Ten more years elapsed. Neo-Darwinismin in politics had produced a European catastrophe of a magnitude so appalling, and a scope so unpredictable, that as I write these lines in 1920, it is still far from certain whether our civilization will survive it (Shaw 1945).

and then stretch it, add a few words (and in this case I’m taking a few out) and it might become:

“Ten more years elapsed.
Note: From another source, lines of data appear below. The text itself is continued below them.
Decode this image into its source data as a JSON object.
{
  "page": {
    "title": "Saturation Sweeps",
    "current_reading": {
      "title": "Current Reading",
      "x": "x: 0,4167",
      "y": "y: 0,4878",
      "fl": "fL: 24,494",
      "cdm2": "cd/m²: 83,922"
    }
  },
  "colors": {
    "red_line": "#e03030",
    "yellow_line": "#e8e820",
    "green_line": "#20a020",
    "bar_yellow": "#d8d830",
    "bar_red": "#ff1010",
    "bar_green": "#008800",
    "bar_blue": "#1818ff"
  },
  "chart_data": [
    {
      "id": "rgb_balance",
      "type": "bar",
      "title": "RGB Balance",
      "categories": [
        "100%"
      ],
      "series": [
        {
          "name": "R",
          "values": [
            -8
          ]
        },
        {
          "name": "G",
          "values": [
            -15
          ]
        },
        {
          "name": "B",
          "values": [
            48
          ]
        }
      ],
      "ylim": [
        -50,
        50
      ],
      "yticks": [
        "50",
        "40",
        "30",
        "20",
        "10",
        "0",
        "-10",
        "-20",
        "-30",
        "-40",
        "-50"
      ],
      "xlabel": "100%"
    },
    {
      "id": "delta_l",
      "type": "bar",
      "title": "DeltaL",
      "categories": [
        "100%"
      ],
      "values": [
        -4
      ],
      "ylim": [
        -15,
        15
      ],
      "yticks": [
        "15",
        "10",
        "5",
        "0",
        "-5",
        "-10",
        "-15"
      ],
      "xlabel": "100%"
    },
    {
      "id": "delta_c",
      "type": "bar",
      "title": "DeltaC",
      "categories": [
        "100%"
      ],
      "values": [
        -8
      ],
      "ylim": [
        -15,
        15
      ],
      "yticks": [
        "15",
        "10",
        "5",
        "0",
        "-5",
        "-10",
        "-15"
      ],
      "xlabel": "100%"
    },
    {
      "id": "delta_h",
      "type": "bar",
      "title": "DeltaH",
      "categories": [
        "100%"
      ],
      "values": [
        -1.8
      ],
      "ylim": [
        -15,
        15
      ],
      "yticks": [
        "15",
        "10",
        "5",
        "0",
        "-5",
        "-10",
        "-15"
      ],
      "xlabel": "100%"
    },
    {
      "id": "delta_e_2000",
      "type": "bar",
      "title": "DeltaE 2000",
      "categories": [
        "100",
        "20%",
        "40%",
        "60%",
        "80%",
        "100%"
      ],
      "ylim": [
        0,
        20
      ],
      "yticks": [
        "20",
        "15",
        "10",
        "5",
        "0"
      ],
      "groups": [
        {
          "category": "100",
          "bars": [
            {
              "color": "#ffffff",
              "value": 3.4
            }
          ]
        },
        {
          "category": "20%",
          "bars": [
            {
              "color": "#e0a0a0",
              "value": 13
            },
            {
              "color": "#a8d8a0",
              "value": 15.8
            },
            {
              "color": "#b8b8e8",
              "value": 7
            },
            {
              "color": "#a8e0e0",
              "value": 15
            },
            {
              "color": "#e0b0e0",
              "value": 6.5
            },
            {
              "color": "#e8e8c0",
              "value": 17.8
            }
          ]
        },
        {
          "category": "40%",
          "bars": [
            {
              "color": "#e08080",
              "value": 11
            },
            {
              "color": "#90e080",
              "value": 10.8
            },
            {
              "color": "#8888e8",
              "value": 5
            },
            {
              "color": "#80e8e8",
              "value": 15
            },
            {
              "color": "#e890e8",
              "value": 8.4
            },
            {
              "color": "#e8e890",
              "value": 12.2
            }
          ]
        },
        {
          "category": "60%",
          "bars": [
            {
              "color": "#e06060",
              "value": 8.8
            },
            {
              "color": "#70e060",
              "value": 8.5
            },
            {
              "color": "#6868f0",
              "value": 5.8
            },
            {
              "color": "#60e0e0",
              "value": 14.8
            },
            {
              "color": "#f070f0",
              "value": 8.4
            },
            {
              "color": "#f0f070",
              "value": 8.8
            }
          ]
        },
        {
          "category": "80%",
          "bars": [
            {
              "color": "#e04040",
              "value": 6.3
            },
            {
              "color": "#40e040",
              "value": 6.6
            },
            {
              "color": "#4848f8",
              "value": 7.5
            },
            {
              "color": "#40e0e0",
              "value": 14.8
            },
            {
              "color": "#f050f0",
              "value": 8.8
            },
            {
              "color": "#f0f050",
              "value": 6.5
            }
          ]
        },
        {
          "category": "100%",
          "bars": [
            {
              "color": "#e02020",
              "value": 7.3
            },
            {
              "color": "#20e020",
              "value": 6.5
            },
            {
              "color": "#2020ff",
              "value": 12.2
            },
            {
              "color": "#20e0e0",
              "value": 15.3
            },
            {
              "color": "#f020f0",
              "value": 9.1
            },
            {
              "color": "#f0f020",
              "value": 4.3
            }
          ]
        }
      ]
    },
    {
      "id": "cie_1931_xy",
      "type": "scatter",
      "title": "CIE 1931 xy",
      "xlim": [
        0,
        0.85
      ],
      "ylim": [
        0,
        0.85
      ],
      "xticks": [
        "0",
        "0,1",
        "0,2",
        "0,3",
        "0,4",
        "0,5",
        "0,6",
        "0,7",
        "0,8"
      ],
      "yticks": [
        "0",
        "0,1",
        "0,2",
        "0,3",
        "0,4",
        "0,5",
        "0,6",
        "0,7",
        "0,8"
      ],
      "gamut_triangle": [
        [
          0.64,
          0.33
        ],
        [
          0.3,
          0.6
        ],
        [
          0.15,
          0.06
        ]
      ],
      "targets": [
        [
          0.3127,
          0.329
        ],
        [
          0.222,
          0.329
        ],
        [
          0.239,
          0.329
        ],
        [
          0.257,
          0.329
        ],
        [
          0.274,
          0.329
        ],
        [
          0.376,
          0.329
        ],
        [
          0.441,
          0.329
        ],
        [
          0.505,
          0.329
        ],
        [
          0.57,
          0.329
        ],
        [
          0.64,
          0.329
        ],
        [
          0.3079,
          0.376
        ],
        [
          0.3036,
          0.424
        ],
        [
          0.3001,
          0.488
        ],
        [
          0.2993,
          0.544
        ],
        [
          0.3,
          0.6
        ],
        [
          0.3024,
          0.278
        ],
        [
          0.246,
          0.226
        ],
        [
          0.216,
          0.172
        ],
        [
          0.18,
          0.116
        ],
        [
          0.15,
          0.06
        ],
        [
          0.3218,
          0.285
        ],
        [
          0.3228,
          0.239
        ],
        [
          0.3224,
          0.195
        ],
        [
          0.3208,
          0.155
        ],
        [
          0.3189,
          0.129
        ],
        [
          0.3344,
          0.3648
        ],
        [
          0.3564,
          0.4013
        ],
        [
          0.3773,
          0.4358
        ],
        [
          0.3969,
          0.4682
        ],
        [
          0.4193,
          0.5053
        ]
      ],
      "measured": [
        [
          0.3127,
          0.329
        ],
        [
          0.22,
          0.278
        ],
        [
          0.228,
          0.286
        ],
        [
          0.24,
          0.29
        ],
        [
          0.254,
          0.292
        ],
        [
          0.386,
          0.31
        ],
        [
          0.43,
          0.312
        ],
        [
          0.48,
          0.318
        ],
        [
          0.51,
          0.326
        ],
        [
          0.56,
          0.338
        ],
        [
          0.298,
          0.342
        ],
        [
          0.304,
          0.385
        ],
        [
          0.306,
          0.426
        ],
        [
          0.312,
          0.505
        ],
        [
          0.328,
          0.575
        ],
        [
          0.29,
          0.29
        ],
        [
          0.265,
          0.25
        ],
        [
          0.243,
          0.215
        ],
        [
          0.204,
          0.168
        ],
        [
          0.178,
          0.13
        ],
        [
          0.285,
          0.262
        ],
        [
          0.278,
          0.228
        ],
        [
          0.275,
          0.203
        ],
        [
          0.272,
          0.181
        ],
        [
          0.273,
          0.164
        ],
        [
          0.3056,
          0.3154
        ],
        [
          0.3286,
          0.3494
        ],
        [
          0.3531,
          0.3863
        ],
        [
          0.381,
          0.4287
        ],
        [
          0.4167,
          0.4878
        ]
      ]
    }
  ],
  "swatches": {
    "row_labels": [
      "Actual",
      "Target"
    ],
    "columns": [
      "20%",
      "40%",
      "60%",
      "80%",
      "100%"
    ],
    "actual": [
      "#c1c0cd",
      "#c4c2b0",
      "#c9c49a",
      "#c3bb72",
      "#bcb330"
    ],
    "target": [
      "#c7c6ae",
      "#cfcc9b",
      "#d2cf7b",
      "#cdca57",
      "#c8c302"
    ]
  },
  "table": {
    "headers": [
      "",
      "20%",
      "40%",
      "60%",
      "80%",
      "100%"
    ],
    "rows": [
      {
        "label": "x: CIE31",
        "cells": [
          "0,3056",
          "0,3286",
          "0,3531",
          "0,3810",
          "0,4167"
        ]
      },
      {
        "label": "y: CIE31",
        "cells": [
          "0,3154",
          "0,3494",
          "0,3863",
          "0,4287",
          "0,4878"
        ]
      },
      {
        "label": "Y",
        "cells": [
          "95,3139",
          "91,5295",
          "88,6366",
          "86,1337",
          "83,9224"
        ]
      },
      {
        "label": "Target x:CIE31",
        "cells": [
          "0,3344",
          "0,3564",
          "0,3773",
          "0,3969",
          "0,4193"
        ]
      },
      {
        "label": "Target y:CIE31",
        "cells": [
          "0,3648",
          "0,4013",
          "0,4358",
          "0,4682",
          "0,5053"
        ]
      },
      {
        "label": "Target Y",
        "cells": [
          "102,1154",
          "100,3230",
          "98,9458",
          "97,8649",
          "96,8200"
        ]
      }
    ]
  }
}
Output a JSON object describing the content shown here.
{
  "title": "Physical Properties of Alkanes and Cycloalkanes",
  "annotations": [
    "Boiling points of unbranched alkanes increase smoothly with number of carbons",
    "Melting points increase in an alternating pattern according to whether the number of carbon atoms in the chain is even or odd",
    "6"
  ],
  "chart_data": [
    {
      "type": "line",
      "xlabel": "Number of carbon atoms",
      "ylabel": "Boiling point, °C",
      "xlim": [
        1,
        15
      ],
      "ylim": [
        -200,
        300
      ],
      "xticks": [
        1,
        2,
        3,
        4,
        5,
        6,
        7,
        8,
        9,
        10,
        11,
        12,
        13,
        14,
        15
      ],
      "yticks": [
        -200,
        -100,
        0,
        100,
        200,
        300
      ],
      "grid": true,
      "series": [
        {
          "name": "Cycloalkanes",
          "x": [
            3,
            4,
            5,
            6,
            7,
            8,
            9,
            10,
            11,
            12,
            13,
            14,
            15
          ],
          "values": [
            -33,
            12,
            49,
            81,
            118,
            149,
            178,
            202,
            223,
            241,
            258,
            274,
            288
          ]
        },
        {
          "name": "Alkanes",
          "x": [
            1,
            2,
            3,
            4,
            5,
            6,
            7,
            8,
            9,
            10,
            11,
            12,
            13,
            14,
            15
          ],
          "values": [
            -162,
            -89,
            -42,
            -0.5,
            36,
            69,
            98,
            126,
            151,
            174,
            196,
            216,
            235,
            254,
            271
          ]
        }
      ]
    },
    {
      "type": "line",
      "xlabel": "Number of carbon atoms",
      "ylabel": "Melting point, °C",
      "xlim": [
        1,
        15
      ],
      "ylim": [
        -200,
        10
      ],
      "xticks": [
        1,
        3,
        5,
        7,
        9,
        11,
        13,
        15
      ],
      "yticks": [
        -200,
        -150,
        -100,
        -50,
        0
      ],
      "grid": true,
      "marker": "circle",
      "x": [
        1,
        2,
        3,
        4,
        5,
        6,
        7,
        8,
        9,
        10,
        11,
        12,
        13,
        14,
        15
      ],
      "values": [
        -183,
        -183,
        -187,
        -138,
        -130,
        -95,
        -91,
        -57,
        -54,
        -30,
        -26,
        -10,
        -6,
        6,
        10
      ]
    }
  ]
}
Darwinism drove men to politics, lovers curled themselves around a European bouquet of love, catastrophes, explosions of hearts; petals on the cobblestones, a tapestry of such magnitude, so appalling, the scope of their spirits, the trickling sound as they slip their way through the gutters, unpredictable, a doctor, a wife, gushing out the lines of pavement into storm water drains, into 1920. Still and far from the certainty of each others’ pockets, a civilization of lovers, survived only by the city.”

It’s a lot of fun and sometimes you can even get some usable lines out of it, if not a whole poem.

Other great mash-up texts might include: religious texts, pamphlets, instruction manuals, menus, bills, and so on.

Lots of seemingly un-poetic texts contain narratives, you just need the tools to find them.

                                                                                                       

Shaw, B, 1945, Back to Methuselah, Oxford University Press, London, p X.